Открылась какая-то дверь, вошел крепко сбитый итальянец. Он встал, глядя на нашу шеренгу с озадаченным выражением на лице. Я не узнал его, но по истрепанному пальто и кожаным перчаткам с крагами, которые он держал в руке, догадался, что это водитель такси, который в сумасшедшей спешке вез меня из Сорренто в Неаполь, чтобы я успел на римский поезд.

Наконец его глаза остановились на мне. Он смотрел на меня секунды три, показавшиеся мне вечностью, потом повернулся и вышел, хлопая перчатками по ляжке. Мне хотелось отереть лоб, но я не смел. Гранди не сводил с меня глаз и, когда я встретился с ним взглядом, кисло улыбнулся.

Вошел еще один итальянец. Его я сразу узнал: служитель камеры хранения на вокзале в Сорренто, куда я сдавал чемодан, прежде чем отправиться на виллу. Его глаза пробежали по шеренге, пока не остановились на мне. Мы посмотрели друг на друга, затем, взглянув на двух американцев, он вышел.

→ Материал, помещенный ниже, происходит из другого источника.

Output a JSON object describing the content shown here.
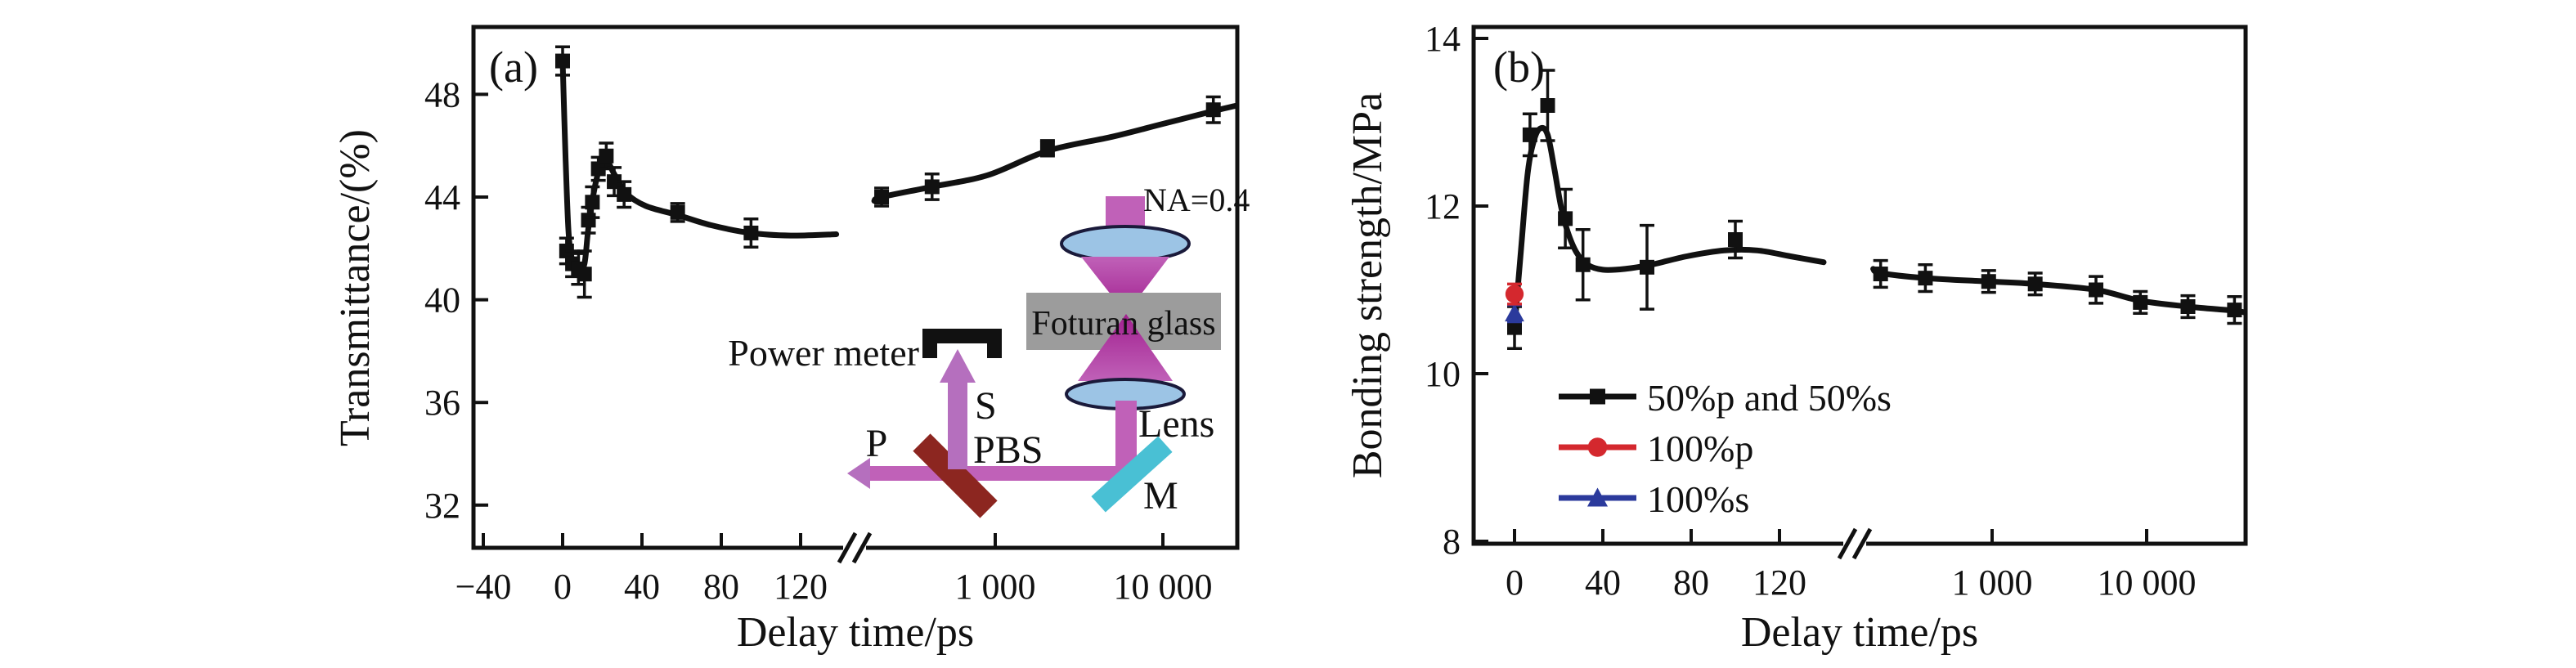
{
  "figure": {
    "background": "#ffffff",
    "axis_color": "#111111"
  },
  "chart_data": [
    {
      "id": "a",
      "type": "line",
      "panel_label": "(a)",
      "title": "",
      "xlabel": "Delay time/ps",
      "ylabel": "Transmittance/(%)",
      "axis_break": true,
      "grid": false,
      "ylim": [
        30.4,
        50.6
      ],
      "x_ticks": [
        {
          "v": -40,
          "label": "−40"
        },
        {
          "v": 0,
          "label": "0"
        },
        {
          "v": 40,
          "label": "40"
        },
        {
          "v": 80,
          "label": "80"
        },
        {
          "v": 120,
          "label": "120"
        },
        {
          "v": 1000,
          "label": "1 000"
        },
        {
          "v": 10000,
          "label": "10 000"
        }
      ],
      "y_ticks": [
        {
          "v": 48,
          "label": "48"
        },
        {
          "v": 44,
          "label": "44"
        },
        {
          "v": 40,
          "label": "40"
        },
        {
          "v": 36,
          "label": "36"
        },
        {
          "v": 32,
          "label": "32"
        }
      ],
      "series": [
        {
          "name": "transmittance",
          "color": "#111111",
          "marker": "square",
          "points": [
            {
              "x": 0,
              "y": 49.3,
              "e": 0.55
            },
            {
              "x": 2,
              "y": 41.9,
              "e": 0.5
            },
            {
              "x": 5,
              "y": 41.4,
              "e": 0.5
            },
            {
              "x": 8,
              "y": 41.2,
              "e": 0.6
            },
            {
              "x": 11,
              "y": 41.0,
              "e": 0.9
            },
            {
              "x": 13,
              "y": 43.1,
              "e": 0.5
            },
            {
              "x": 15,
              "y": 43.8,
              "e": 0.6
            },
            {
              "x": 18,
              "y": 45.1,
              "e": 0.45
            },
            {
              "x": 22,
              "y": 45.6,
              "e": 0.5
            },
            {
              "x": 26,
              "y": 44.6,
              "e": 0.55
            },
            {
              "x": 31,
              "y": 44.1,
              "e": 0.5
            },
            {
              "x": 58,
              "y": 43.4,
              "e": 0.35
            },
            {
              "x": 95,
              "y": 42.6,
              "e": 0.55
            },
            {
              "x": 210,
              "y": 44.0,
              "e": 0.35
            },
            {
              "x": 420,
              "y": 44.4,
              "e": 0.5
            },
            {
              "x": 2050,
              "y": 45.9,
              "e": 0.3
            },
            {
              "x": 20000,
              "y": 47.4,
              "e": 0.5
            }
          ]
        }
      ],
      "fit_curve_pre_break": [
        [
          0,
          49.3
        ],
        [
          1.5,
          45.5
        ],
        [
          3,
          42.6
        ],
        [
          5,
          41.5
        ],
        [
          8,
          41.1
        ],
        [
          11,
          41.4
        ],
        [
          13,
          42.8
        ],
        [
          16,
          44.3
        ],
        [
          19,
          45.2
        ],
        [
          22,
          45.45
        ],
        [
          26,
          44.9
        ],
        [
          32,
          44.15
        ],
        [
          42,
          43.65
        ],
        [
          58,
          43.3
        ],
        [
          75,
          42.9
        ],
        [
          95,
          42.6
        ],
        [
          115,
          42.5
        ],
        [
          138,
          42.55
        ]
      ],
      "fit_curve_post_break": [
        [
          190,
          43.85
        ],
        [
          210,
          44.0
        ],
        [
          420,
          44.4
        ],
        [
          900,
          44.85
        ],
        [
          2050,
          45.8
        ],
        [
          5000,
          46.35
        ],
        [
          10000,
          46.85
        ],
        [
          20000,
          47.35
        ],
        [
          27000,
          47.55
        ]
      ]
    },
    {
      "id": "b",
      "type": "line",
      "panel_label": "(b)",
      "title": "",
      "xlabel": "Delay time/ps",
      "ylabel": "Bonding strength/MPa",
      "axis_break": true,
      "grid": false,
      "ylim": [
        8,
        14.1
      ],
      "legend_position": "inside-left-bottom",
      "x_ticks": [
        {
          "v": 0,
          "label": "0"
        },
        {
          "v": 40,
          "label": "40"
        },
        {
          "v": 80,
          "label": "80"
        },
        {
          "v": 120,
          "label": "120"
        },
        {
          "v": 1000,
          "label": "1 000"
        },
        {
          "v": 10000,
          "label": "10 000"
        }
      ],
      "y_ticks": [
        {
          "v": 14,
          "label": "14"
        },
        {
          "v": 12,
          "label": "12"
        },
        {
          "v": 10,
          "label": "10"
        },
        {
          "v": 8,
          "label": "8"
        }
      ],
      "series": [
        {
          "name": "50%p and 50%s",
          "color": "#111111",
          "marker": "square",
          "points": [
            {
              "x": 0,
              "y": 10.55,
              "e": 0.25
            },
            {
              "x": 7,
              "y": 12.85,
              "e": 0.25
            },
            {
              "x": 15,
              "y": 13.2,
              "e": 0.42
            },
            {
              "x": 23,
              "y": 11.85,
              "e": 0.35
            },
            {
              "x": 31,
              "y": 11.3,
              "e": 0.42
            },
            {
              "x": 60,
              "y": 11.27,
              "e": 0.5
            },
            {
              "x": 100,
              "y": 11.6,
              "e": 0.22
            },
            {
              "x": 190,
              "y": 11.19,
              "e": 0.16
            },
            {
              "x": 370,
              "y": 11.14,
              "e": 0.16
            },
            {
              "x": 950,
              "y": 11.1,
              "e": 0.13
            },
            {
              "x": 1900,
              "y": 11.07,
              "e": 0.13
            },
            {
              "x": 4700,
              "y": 11.0,
              "e": 0.16
            },
            {
              "x": 9100,
              "y": 10.85,
              "e": 0.13
            },
            {
              "x": 18500,
              "y": 10.8,
              "e": 0.13
            },
            {
              "x": 37000,
              "y": 10.76,
              "e": 0.16
            }
          ]
        },
        {
          "name": "100%p",
          "color": "#d4282e",
          "marker": "circle",
          "points": [
            {
              "x": 0,
              "y": 10.95,
              "e": 0.12
            }
          ]
        },
        {
          "name": "100%s",
          "color": "#2b3a9c",
          "marker": "triangle",
          "points": [
            {
              "x": 0,
              "y": 10.72,
              "e": 0.1
            }
          ]
        }
      ],
      "fit_curve_pre_break": [
        [
          0,
          10.55
        ],
        [
          3,
          11.5
        ],
        [
          6,
          12.4
        ],
        [
          9,
          12.8
        ],
        [
          12,
          12.93
        ],
        [
          15,
          12.85
        ],
        [
          18,
          12.45
        ],
        [
          21,
          12.0
        ],
        [
          24,
          11.7
        ],
        [
          28,
          11.45
        ],
        [
          33,
          11.3
        ],
        [
          40,
          11.24
        ],
        [
          50,
          11.25
        ],
        [
          62,
          11.3
        ],
        [
          78,
          11.4
        ],
        [
          95,
          11.47
        ],
        [
          110,
          11.47
        ],
        [
          125,
          11.4
        ],
        [
          140,
          11.33
        ]
      ],
      "fit_curve_post_break": [
        [
          170,
          11.25
        ],
        [
          190,
          11.2
        ],
        [
          370,
          11.14
        ],
        [
          950,
          11.1
        ],
        [
          1900,
          11.07
        ],
        [
          4700,
          11.0
        ],
        [
          9100,
          10.87
        ],
        [
          18500,
          10.8
        ],
        [
          37000,
          10.75
        ],
        [
          43000,
          10.73
        ]
      ]
    }
  ],
  "inset": {
    "labels": {
      "power_meter": "Power meter",
      "s_beam": "S",
      "p_beam": "P",
      "pbs": "PBS",
      "lens": "Lens",
      "mirror": "M",
      "sample": "Foturan glass",
      "na": "NA=0.4"
    },
    "colors": {
      "beam": "#c061b8",
      "arrow": "#b56fbe",
      "cone_deep": "#a1208f",
      "lens": "#9cc4e5",
      "lens_edge": "#1a1a3a",
      "glass": "#9c9c9c",
      "pbs": "#8c2620",
      "mirror": "#49c0d4",
      "power_meter": "#111111"
    }
  }
}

Входили еще двое мужчин и женщина. Кто они, я не имел представления. Они тоже скользнули взглядом вдоль шеренги, почти не задержавшись на мне. Их заинтересовал один американец в дальнем конце ряда. Они уставились на него, а он уставился на них, улыбаясь во весь рот. Я позавидовал тому, что его не мучает совесть, и обрадовался, что на меня они так и не смотрели. От меня не укрылось, что Гранди хмурится. Наконец они ушли.